[P]opulism is popular with the ruling class. Ever since I started covering politics, the Democratic ruling class has been driven by one fantasy: that voters will get so furious at people with M.B.A.’s that they will hand power to people with Ph.D.’s. The Republican ruling class has been driven by the fantasy that voters will get so furious at people with Ph.D.’s that they will hand power to people with M.B.A.’s. Members of the ruling class love populism because they think it will help their section of the elite gain power.
Because populism is espoused by different factions of the ruling class, it loses much of the economic class consciousness we should expect to see in authentic populism. Especially in its Republican form, it becomes a matter of cultural style. As Brooks puts it: populists (or pseudo-populists) of both major parties "describe politics as a class struggle between the enlightened and the corrupt, the pure and the betrayers."

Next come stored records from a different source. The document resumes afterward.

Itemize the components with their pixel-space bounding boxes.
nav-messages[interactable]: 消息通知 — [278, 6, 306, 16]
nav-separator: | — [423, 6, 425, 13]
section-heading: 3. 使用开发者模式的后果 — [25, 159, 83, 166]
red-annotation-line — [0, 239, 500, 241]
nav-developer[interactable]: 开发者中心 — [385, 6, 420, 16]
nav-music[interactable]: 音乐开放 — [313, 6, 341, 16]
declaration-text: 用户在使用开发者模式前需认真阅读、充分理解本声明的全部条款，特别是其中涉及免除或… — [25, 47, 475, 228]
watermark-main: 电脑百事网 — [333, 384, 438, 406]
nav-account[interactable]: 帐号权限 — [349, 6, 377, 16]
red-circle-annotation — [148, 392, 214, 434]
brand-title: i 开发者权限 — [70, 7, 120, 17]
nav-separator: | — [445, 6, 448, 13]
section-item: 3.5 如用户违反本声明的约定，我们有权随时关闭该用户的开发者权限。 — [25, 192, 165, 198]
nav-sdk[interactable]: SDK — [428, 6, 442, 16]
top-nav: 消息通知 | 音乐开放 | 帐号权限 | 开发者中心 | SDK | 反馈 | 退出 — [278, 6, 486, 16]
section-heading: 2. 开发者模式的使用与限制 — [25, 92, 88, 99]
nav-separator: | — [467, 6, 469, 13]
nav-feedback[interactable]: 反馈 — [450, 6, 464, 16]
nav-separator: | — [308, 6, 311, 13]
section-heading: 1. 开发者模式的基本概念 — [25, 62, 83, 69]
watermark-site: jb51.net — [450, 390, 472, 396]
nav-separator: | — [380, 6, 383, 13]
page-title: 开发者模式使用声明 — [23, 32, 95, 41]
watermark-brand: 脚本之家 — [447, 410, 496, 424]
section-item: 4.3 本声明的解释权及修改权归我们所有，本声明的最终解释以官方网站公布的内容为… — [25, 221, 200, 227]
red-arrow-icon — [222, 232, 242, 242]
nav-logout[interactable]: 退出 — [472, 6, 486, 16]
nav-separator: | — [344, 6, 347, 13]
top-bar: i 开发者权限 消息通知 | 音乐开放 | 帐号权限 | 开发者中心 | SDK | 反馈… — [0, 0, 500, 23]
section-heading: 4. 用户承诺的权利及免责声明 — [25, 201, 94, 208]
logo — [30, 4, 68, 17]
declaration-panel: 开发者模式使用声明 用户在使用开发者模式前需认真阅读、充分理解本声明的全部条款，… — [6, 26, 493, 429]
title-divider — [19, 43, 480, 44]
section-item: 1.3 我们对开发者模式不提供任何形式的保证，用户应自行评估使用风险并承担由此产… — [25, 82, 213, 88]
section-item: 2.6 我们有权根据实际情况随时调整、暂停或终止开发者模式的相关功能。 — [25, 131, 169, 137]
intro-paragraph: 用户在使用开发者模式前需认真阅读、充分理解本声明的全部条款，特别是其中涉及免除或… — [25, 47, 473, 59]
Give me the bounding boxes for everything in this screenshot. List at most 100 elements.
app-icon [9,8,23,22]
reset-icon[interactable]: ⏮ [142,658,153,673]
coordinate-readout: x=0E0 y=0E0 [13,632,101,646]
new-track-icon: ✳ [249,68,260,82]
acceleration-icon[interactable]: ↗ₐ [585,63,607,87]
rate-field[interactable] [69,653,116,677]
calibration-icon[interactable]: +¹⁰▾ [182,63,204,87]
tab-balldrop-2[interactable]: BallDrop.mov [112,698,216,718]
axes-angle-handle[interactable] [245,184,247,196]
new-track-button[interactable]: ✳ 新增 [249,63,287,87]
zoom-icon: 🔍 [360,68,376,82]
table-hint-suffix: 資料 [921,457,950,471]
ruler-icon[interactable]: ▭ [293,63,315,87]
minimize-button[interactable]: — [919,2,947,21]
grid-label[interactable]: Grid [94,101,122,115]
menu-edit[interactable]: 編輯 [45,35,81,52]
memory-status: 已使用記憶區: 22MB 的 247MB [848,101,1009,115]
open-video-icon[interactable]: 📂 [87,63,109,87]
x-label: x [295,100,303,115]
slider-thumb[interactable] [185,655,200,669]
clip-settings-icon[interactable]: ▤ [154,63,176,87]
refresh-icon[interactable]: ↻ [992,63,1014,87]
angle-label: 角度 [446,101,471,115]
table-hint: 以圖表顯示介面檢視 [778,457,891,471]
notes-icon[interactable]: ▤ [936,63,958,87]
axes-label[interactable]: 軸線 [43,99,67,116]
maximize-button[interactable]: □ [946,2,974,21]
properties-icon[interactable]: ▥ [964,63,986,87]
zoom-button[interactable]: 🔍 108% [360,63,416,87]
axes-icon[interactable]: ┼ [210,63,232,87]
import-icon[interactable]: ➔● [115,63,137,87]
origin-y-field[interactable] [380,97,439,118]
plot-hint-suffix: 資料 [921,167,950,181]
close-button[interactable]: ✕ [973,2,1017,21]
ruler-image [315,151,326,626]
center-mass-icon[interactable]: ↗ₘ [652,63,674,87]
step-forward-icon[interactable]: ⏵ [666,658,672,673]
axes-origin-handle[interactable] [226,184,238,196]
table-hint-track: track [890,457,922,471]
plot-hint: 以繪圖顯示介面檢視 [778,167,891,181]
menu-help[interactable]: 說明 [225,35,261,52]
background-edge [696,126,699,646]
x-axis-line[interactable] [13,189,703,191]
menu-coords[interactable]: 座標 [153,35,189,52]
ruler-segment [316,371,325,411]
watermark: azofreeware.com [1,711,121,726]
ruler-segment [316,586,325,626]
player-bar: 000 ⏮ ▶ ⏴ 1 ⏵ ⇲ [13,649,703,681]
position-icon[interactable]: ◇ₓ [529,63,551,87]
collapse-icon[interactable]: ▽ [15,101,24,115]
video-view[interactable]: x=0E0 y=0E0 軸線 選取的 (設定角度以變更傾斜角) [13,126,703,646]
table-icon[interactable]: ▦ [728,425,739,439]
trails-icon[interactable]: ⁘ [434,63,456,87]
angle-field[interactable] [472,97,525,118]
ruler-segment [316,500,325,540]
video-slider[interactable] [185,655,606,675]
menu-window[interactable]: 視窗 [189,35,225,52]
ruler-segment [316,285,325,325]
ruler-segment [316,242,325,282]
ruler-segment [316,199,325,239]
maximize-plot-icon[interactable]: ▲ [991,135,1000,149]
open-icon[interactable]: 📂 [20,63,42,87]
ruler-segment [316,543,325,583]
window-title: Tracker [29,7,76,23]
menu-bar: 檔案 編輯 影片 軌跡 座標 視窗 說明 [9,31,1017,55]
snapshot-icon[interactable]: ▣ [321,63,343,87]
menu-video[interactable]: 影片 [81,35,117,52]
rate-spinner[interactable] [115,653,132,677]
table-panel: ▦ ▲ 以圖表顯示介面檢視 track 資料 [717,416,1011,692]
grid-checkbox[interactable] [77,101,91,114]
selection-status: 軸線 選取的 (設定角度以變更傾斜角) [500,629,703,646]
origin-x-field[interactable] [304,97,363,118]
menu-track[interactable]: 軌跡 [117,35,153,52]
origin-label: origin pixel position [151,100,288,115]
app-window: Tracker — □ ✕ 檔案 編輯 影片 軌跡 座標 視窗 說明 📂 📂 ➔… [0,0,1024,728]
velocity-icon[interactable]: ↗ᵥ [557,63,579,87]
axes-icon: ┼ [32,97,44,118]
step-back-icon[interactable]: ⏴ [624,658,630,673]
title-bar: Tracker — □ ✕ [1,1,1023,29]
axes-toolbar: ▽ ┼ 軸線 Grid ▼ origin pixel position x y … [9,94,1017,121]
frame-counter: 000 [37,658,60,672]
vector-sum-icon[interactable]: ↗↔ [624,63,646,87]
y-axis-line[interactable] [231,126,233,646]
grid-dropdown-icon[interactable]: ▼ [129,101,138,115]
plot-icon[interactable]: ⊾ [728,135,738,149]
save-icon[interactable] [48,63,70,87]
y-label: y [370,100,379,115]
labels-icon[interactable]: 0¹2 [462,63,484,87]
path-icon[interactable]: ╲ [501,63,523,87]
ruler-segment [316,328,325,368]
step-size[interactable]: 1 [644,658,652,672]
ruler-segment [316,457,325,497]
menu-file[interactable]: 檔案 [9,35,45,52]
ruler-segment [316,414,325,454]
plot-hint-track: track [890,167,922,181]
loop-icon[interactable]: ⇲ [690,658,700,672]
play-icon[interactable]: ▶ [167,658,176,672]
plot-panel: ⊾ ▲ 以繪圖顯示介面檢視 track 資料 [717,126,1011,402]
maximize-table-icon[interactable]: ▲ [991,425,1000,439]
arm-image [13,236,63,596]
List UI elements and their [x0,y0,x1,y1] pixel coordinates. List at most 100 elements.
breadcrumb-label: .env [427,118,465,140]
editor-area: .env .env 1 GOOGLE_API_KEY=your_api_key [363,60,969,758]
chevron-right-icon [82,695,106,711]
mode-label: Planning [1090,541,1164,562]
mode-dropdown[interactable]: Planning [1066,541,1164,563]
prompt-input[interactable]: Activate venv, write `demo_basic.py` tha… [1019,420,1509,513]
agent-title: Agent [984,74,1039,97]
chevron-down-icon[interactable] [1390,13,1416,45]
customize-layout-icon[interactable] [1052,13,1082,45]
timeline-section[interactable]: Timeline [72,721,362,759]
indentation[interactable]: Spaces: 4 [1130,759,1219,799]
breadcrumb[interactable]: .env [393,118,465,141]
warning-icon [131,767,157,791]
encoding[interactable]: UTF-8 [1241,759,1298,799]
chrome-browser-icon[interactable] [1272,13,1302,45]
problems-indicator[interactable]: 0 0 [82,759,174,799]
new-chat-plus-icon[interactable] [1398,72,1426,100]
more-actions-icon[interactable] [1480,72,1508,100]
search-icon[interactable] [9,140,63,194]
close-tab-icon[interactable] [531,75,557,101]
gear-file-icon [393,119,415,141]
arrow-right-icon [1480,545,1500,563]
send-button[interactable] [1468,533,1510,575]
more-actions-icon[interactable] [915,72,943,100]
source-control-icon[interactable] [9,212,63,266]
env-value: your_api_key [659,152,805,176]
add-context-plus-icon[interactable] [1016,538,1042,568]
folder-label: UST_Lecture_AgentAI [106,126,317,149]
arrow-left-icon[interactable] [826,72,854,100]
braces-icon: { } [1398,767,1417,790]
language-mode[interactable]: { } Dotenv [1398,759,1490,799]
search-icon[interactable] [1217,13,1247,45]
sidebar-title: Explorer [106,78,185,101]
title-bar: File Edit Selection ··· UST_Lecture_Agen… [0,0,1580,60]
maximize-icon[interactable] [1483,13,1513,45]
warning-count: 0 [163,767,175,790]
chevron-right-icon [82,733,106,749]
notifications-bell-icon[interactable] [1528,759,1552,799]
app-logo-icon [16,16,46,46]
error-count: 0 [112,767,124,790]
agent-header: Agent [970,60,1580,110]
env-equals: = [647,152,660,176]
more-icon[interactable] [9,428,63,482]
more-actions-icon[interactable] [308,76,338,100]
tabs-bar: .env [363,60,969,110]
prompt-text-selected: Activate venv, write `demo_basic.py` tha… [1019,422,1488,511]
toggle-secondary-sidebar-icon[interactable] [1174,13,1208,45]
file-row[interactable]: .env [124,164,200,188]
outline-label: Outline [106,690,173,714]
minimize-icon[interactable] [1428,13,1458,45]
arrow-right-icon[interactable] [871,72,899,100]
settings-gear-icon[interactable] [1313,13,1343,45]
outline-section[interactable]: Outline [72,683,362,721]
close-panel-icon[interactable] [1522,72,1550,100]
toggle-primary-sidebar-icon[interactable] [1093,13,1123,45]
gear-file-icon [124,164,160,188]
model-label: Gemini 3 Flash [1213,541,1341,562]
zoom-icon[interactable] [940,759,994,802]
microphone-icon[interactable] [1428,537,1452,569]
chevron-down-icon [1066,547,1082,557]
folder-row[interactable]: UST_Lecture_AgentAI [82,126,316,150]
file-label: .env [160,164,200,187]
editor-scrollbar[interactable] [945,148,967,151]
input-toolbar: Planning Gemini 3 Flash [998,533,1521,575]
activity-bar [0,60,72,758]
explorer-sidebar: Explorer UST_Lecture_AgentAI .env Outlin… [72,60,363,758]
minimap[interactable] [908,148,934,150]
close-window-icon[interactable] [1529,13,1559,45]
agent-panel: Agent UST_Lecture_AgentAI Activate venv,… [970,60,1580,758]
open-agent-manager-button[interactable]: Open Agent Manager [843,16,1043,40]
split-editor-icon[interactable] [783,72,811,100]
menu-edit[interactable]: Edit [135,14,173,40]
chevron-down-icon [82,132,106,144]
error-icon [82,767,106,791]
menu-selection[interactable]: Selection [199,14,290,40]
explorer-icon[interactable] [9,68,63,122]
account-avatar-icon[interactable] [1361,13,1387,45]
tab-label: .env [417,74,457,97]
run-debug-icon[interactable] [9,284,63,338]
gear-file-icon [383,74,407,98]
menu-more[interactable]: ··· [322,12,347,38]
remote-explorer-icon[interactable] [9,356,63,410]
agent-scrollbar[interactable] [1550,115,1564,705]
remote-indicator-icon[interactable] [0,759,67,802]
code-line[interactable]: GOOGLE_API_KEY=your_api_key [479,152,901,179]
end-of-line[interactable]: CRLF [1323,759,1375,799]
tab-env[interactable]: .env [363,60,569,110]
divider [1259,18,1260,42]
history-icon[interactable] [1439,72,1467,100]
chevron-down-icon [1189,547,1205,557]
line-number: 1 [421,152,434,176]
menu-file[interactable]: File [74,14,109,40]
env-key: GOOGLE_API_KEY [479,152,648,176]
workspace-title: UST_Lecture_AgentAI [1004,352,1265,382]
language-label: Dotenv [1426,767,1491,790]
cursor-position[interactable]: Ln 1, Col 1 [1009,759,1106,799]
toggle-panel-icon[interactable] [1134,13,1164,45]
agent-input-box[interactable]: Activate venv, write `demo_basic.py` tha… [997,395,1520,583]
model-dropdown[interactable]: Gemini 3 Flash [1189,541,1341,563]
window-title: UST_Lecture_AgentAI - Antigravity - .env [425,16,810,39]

Brooks is trying to warn both parties off the populist approach. Populism as a political strategy "is generally a history of defeat," he writes, because "voters aren't as stupid as the populists imagine." Never mind that the original Populists of the 1890s would not have claimed that voters were stupid; Brooks is referring to today's partisan pseudo-populists. When he describes the stupidity of 21st century populism, however, Brooks seems to be referring only to the anti-wealthy populism of liberals, progressives or Democrats, not the anti-"elitist" populism of Republicans, Tea Partiers and most conservatives. He does take a swipe at Sarah Palin's divisive populism, but his main beef against populism is over its fundamental hostility to concentrated wealth. Brooks is one Republican who embraces his party's Federalist and Whig heritage, citing Alexander Hamilton and Abraham Lincoln as two great "anti-populists." They resisted the populist (or proto-populist) temptations of their times and "were willing to tolerate the excesses of traders because they understood that no institution is more likely to channel opportunity to new groups and new people than vigorous financial markets." Neither man can be called a laissez-faire capitalist, but neither, according to Brooks, did they advocate class conflict.
In their view, government’s role was not to side with one faction or to wage class war. It was to rouse the energy and industry of people at all levels. It was to enhance competition and make it fair — to make sure that no group, high or low, is able to erect barriers that would deprive Americans of an open field and a fair chance. Theirs was a philosophy that celebrated development, mobility and work, wherever those things might be generated.
That paragraph is hard to argue against, except that while it's never been government's business to incite class war, class war has a way of coming about whether governments will it or not, and while government should never side with any single faction on an unconditionally consistent basis, it does have an obligation to decide where justice lies in any conflict among American interests and to judge accordingly. Sometimes something that looks like populism, and offends some observers for that reason, may just be simple justice. If that be "populism," make the most of it.